Кусок ствола сперва не привлек внимания. Ичивари споткнулся об него, больно ушиб палец и выдрал полувросший в землю предательски скользкий обломок древесины, чтобы забросить подальше. Но не забросил. Осмотрел, продолжая думать о Вики и странным образом находя этот кусок годным для размышлений и даже полезным. Похожим на Вики, если убрать лишнее. Ведь воистину глупо делать фигуры людей из камня! Он холодный, поди исхитрись и посели в него хоть малую искру души…
Тори запрыгала рядом, повизгивая и мыча от радости, дернула за руку, предлагая сесть. Огляделась по сторонам, побежала к большому стволу, сухому, давно сваленному. Потащила за собой, усадила. Ощупала добычу – влажный кривоватый излом, невесть почему на миг показавшийся похожим на Вики.
– Глупый я, – виновато улыбнулся Ичивари. – Иногда невесть что вижу…
Тори закивала. Поймала прядь волос, потянула и вынудила нагнуться. Медленно и как-то очень старательно провела ладошкой по голове Ичивари от макушки до лба. И села на поваленный ствол, подперев кулаками подбородок, улыбаясь во весь рот и ожидая непонятно чего.
И оно возникло. Сперва нахлынуло головокружение, мучительное и настойчивое. Затем явилась и стала ярче теплота в груди, в обеих душах. Виски молоточками отметило беспричинное сердцебиение. И еще нахлынуло, словно в колодец затянуло, сужение поля зрения, мучительное, неприятное и навязчивое, вынуждающее видеть только кусок древесины в руках. Зато всматриваться в него и замечать все мелочи, отчетливо и непривычно. Ощущать глубину древесины, до каждого малого изгиба, до последнего волоконца… Махиг пожал плечами, больше не пытаясь сопротивляться наваждению. Он достал нож, ощущая, как уходит головокружение и остается только немыслимо приятная легкость. Подпрыгни он теперь – и повис бы в воздухе. Потому что весь он – как перышко, солнце его пронизывает, ветер его гладит, мир ему улыбается… И Вики улыбается. Просто он неправильно смотрел, коряга прячет лицо не там, где ему казалось, а чуть ниже и сбоку. Вики нагнула голову и глядит лукаво, и волосы у нее длинные, распущенные, волнистые. А вся одежда сбилась к ногам, что вполне правильно. Зачем такой красивой женщине прятать свою красоту? Живет она невесть как, вся вот точно – в коре и гнили, мир этого берега таков, он людям не дает раскрыться… Всех гнет. Как Лауру. Только не все гнутся.

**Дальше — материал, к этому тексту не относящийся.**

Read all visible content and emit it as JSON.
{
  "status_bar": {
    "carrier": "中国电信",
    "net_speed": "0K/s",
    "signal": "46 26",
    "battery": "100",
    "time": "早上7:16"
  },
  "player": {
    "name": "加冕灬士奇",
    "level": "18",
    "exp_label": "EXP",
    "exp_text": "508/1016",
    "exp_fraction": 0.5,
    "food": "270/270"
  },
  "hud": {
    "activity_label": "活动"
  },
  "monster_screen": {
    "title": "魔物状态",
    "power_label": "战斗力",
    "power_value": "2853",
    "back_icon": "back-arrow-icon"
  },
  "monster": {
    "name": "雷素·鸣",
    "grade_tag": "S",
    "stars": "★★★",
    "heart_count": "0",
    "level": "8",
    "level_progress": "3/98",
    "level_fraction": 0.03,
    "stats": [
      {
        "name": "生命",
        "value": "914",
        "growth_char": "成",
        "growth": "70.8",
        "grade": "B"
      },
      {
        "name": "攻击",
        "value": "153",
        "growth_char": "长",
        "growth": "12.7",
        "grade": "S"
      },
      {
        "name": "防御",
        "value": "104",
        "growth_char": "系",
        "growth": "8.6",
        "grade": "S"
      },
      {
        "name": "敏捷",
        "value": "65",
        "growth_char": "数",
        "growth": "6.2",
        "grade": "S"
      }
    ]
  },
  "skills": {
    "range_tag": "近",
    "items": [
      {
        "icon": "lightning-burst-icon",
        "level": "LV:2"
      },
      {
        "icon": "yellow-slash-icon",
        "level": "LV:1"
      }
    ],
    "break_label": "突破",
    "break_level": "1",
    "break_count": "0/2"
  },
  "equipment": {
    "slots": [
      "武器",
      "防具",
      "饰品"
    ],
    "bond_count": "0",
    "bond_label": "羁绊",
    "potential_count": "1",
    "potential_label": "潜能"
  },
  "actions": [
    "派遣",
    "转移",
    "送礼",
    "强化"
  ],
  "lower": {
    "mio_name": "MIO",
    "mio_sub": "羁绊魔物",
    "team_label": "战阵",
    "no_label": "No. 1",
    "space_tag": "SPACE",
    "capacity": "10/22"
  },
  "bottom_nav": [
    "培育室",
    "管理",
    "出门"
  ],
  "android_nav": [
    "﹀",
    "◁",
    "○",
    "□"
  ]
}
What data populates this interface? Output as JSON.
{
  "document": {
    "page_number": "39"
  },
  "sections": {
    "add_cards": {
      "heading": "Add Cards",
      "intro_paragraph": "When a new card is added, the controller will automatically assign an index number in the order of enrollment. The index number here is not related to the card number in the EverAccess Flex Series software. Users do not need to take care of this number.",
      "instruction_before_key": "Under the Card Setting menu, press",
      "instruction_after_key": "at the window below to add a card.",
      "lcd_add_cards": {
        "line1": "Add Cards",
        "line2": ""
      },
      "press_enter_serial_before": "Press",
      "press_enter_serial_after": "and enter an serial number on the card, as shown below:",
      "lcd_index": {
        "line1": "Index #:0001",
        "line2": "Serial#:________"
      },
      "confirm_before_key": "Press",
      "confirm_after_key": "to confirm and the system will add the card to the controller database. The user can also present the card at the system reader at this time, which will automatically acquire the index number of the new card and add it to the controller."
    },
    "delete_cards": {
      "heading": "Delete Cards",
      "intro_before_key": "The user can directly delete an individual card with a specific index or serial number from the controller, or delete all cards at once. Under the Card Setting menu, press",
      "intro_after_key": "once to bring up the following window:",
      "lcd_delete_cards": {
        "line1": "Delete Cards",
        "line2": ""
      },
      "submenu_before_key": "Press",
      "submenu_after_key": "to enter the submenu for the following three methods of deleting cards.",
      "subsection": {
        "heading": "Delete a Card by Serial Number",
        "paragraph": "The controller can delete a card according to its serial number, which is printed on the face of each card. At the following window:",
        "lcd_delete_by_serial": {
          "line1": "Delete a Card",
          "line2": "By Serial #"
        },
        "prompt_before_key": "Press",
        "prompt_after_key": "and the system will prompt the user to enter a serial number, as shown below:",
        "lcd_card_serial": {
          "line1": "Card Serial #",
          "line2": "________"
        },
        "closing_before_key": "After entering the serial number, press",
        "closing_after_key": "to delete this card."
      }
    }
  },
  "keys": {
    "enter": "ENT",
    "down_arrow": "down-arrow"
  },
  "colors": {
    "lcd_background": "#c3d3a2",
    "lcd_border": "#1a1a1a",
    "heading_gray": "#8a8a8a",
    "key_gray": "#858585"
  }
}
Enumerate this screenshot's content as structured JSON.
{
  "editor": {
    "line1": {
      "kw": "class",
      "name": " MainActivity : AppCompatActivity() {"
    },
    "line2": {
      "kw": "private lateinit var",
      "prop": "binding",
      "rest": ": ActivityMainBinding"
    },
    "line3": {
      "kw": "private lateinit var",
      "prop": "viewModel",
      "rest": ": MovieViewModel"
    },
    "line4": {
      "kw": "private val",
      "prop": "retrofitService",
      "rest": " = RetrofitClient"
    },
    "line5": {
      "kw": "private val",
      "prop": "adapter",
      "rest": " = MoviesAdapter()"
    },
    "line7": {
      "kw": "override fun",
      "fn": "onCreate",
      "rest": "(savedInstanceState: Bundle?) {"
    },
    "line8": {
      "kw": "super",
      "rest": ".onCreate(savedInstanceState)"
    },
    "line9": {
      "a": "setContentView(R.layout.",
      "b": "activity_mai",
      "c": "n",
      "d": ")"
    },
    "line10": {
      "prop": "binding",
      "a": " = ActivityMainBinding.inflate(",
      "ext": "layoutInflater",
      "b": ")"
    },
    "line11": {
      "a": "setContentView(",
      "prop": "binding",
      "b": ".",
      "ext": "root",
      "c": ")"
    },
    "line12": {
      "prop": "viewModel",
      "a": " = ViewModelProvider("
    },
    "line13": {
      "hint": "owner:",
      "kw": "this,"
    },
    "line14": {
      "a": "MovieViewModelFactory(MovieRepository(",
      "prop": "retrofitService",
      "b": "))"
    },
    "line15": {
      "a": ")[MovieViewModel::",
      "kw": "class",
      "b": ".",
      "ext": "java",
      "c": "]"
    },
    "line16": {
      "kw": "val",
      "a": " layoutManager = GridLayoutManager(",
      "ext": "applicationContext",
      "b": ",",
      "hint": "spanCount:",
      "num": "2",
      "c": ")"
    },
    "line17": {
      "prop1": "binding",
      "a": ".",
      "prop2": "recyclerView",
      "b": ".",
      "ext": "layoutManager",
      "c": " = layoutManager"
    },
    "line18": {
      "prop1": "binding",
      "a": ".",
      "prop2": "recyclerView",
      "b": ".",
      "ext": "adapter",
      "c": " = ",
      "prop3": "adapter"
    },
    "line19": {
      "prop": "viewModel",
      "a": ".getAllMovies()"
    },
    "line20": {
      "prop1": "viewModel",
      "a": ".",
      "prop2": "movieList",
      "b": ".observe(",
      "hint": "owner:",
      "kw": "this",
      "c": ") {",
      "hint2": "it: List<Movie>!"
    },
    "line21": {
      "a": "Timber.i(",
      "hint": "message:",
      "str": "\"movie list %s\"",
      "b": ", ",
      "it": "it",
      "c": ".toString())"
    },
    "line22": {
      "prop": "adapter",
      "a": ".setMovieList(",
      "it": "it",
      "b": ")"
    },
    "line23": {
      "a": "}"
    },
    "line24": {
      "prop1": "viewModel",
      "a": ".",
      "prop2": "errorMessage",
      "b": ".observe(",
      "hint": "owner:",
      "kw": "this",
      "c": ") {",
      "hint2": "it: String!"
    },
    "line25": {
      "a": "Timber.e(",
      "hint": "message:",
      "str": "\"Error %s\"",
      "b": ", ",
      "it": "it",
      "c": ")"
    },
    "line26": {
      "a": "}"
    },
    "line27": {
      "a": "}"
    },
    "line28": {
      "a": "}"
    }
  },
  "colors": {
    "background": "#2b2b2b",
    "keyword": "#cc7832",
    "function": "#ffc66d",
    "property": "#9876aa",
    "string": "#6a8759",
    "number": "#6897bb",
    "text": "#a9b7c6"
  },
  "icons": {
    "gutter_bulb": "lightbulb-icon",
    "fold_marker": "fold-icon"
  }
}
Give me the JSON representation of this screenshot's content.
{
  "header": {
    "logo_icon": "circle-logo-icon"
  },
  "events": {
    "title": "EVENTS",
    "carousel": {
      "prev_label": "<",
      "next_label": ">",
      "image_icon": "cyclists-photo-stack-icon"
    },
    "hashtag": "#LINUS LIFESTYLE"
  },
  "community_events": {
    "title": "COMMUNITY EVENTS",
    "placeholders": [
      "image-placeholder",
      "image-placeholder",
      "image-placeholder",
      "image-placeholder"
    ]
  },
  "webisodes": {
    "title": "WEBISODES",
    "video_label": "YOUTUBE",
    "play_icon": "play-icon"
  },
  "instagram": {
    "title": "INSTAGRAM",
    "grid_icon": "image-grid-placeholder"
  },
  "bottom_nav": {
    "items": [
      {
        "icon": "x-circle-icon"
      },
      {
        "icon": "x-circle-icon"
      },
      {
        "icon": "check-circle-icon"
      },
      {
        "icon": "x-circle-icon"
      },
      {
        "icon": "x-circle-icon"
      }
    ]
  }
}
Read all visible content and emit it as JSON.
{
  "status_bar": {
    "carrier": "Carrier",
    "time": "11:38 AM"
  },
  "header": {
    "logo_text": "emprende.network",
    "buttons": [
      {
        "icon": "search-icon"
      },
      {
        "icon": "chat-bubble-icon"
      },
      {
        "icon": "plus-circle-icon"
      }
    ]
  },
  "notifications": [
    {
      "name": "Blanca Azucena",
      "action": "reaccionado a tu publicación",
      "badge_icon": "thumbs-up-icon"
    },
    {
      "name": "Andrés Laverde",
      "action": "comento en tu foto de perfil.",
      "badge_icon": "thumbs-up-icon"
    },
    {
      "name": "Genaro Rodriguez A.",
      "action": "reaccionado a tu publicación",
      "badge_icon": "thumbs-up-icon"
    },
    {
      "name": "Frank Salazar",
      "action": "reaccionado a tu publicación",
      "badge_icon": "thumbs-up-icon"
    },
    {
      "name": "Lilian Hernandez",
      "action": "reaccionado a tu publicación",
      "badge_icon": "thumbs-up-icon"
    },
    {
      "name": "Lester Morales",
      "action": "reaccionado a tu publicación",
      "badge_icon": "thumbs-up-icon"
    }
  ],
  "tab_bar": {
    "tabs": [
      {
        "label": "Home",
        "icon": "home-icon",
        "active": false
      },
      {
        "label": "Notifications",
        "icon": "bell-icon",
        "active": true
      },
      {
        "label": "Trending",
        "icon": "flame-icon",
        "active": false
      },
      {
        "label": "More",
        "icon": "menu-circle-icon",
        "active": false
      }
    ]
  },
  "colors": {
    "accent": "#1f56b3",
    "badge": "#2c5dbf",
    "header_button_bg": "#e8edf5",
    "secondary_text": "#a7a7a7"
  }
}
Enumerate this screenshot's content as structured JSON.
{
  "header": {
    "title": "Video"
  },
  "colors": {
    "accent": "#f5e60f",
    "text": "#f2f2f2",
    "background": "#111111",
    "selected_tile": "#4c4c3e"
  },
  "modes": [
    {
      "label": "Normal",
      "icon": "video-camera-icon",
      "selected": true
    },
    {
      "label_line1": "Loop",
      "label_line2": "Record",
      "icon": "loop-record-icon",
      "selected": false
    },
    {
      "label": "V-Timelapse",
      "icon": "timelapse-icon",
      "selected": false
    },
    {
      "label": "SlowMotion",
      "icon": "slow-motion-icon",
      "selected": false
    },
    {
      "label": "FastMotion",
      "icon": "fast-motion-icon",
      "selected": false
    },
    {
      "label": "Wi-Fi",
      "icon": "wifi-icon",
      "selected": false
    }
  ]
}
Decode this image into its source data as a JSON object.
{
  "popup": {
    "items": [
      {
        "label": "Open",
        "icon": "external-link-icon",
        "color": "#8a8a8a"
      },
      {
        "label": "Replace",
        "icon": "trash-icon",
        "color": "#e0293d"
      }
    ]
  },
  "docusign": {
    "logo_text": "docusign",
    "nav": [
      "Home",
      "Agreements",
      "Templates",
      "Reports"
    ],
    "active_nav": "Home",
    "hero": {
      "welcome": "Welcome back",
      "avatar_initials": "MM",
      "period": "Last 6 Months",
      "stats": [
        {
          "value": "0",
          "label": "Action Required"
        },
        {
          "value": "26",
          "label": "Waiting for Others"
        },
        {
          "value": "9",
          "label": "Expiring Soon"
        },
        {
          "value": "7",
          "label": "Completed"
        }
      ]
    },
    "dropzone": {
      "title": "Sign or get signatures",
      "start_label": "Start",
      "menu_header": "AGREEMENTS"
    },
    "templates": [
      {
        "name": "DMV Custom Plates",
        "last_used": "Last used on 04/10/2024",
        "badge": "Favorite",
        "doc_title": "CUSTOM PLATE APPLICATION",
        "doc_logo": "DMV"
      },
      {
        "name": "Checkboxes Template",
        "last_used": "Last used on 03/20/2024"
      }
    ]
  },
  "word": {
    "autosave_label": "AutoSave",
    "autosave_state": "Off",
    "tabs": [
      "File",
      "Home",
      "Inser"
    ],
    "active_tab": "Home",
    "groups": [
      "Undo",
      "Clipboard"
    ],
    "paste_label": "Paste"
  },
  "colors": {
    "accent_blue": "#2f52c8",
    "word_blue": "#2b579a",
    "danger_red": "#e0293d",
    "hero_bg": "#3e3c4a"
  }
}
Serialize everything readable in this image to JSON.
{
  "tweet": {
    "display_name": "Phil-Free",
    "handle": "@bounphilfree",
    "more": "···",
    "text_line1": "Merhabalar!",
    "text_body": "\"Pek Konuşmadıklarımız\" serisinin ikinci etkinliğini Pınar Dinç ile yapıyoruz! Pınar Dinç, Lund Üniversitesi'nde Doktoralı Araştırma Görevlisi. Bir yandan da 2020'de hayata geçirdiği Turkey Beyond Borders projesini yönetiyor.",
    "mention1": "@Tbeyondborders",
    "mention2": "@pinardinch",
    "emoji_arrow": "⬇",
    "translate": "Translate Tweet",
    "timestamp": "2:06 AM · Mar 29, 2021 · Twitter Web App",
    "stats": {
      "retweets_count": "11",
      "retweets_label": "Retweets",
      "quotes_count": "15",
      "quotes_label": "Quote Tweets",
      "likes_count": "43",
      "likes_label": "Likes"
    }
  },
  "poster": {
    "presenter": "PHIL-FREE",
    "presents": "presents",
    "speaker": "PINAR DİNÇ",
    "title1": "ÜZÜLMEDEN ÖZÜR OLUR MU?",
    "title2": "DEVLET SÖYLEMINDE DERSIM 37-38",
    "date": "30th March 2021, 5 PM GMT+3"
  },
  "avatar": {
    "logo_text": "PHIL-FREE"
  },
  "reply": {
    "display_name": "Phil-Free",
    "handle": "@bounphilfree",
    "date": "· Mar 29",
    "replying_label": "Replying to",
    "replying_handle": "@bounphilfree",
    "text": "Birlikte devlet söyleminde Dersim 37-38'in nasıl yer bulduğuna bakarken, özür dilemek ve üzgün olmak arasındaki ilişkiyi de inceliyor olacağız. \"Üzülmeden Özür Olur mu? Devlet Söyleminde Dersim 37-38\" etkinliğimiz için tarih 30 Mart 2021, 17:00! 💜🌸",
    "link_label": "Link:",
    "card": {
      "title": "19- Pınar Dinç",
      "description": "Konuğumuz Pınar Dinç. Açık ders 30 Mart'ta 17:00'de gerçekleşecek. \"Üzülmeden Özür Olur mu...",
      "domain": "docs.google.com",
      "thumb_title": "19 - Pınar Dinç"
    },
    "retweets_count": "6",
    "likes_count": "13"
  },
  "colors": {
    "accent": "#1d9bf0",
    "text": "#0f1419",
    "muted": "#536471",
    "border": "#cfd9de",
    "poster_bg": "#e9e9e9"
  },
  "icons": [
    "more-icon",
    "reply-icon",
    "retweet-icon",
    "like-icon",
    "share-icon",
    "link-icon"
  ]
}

Ичивари отдышался и огляделся. Наваждение сгинуло, тело снова имело обычный вес, да еще и с избытком: на плечи давила усталость. Глаза болели, он усердно щурился. Так ведь ночь опустилась… Махиг охнул, потер лоб и снова огляделся. Тори сидела на прежнем месте, темная и едва различимая в ночи, только в глазах вспыхивали острые яркие звездочки… далеко, отсюда почти не слышно, кричал Бгама. Хрипло надрывался, испуганно. И Вики ругалась.
– Нас потеряли, – догадался Ичивари. – Тори, что ты со мной сделала? Это было удивительно… Но больше не надо так, ведь Вики переживает, ты ей не оставила письмо.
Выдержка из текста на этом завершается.